HUTCHINSON'S MEDICAID MESS: The governor is expected to announce next steps tomorrow.
The AP's Andrew Demillo reports that Gov. Asa Hutchinson
will announce tomorrow what the next steps are regarding the state's troubled eligibility verification system for Medicaid.
Tomorrow marks the end of a two-week moratorium that Hutchinson imposed on cancellation notices and coverage terminations. Almost 50,000 Arkansans are facing losing their coverage even though many or most of them are eligible
for Medicaid according to the state's own data. The state imposed a 10-day deadline (with a little bit of wiggle room in practice
) for beneficiaries to reply with necessary paperwork to the confusing and vague
income verification letter, and tens of thousands did not respond in time. Others did respond in time but had their coverage terminated when DHS was unprepared to handle the volume and was unable to process their responses before the deadline hit.
Hutchinson imposed the moratorium in order to temporarily stop any more
people's insurance from being cancelled while DHS got their act together; however, his action did nothing to protect the nearly 50,000 who are already facing a lose of coverage. Thus far, Hutchinson has refused to consider adjusting the 10-day deadline.
That deadline arguably runs afoul of federal law
, and multiple sources tell the Times
that the federal Center for Medicaid and Medicare Services
has been looking in to a "compliance issue" regarding this renewal process.

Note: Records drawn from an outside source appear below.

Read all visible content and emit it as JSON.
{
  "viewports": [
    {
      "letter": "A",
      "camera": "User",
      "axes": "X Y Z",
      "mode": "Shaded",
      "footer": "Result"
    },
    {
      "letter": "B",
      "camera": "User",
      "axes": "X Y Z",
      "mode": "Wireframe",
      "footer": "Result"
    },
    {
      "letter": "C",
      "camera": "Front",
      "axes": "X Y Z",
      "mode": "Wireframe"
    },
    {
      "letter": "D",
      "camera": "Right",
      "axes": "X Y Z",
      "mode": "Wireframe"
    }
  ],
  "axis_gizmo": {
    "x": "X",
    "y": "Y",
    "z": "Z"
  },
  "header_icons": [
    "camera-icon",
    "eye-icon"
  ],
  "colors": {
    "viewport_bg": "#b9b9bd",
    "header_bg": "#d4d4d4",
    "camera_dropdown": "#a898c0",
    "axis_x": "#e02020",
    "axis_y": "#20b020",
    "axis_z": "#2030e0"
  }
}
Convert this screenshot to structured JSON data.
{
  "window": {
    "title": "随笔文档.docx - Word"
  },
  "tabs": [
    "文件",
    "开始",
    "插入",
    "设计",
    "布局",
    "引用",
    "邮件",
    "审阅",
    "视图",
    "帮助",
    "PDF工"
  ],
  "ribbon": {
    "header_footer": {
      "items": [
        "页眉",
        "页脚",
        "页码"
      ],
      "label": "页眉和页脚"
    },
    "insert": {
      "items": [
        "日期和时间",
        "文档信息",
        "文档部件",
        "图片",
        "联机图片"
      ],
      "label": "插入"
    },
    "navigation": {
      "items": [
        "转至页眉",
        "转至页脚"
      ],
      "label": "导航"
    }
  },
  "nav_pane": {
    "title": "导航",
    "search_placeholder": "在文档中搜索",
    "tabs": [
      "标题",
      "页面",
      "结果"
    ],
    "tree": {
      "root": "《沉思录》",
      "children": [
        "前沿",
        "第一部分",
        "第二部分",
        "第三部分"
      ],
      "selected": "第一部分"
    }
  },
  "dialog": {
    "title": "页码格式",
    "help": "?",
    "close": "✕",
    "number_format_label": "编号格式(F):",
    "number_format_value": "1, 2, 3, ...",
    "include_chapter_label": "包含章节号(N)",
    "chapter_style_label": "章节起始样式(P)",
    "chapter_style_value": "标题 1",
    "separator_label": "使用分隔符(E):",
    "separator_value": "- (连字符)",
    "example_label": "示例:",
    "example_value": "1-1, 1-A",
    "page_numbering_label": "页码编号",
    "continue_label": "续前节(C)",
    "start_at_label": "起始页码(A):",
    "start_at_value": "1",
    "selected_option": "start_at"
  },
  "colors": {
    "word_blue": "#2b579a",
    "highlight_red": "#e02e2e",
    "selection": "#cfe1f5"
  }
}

However, DHS officials told the Times
today that they have been in frequent communication with the feds and everything is kosher.
I asked DHS this morning whether cancellation letters (and terminations of coverage set for September 1) would resume tomorrow. I also asked whether the agency has caught up on the backlog of responses, and whether they were now prepared to promptly and smoothly process responses — both for new income verification letters as well as beneficiaries who have already received cancellations and follow up now. Keep in mind, a lot of the folks that have been cancelled will have to be reinstated: eligible beneficiaries can still send in paperwork either before coverage is actually terminated or during a 90-day window after termination
. In other words, the volume that DHS is trying to deal with is going to get worse before it gets better. I have not heard back from DHS on all of this, but will update this post if I do.
Presumably, if they are
caught up with the paperwork, there's another wave of cancellation notices coming soon resulting from income verification letters sent before the moratorium. So that 50,000 number could potentially be growing.
: KUAR managed to get in touch
with DHS spokesperson Amy Webb:
Expanded staffing levels called for by the governor on August 4th are not up to scale yet either.
Department of Human Services spokeswoman Amy Webb told KUAR on Monday that she can not confirm when the two week halt is supposed to end. Webb wrote in an e-mail, “No. The Governor will decide tomorrow how he’d like us to proceed.”
Part of the issue, as I understand it, is that it takes time to train and hire new staff. More from Webb, via KUAR
We currently have 300 employees who have volunteered to work overtime. That overtime started last Monday and continued through the weekend. We’ve also re-assigned and trained 20 staff from within the Division of County Operations to support the call center.
We’re also in the processing of temporarily re-assigning and training 10 staff from other divisions. That all should be completed by next week.
We’re also in processing of filling vacant positions, which takes a bit more time, and hiring temporary workers. We hope to begin their training in the next couple of weeks and they will be onboard to help us complete the process and stay on schedule.
These workers will continue for at least a couple months. I don’t have all the details on this just yet.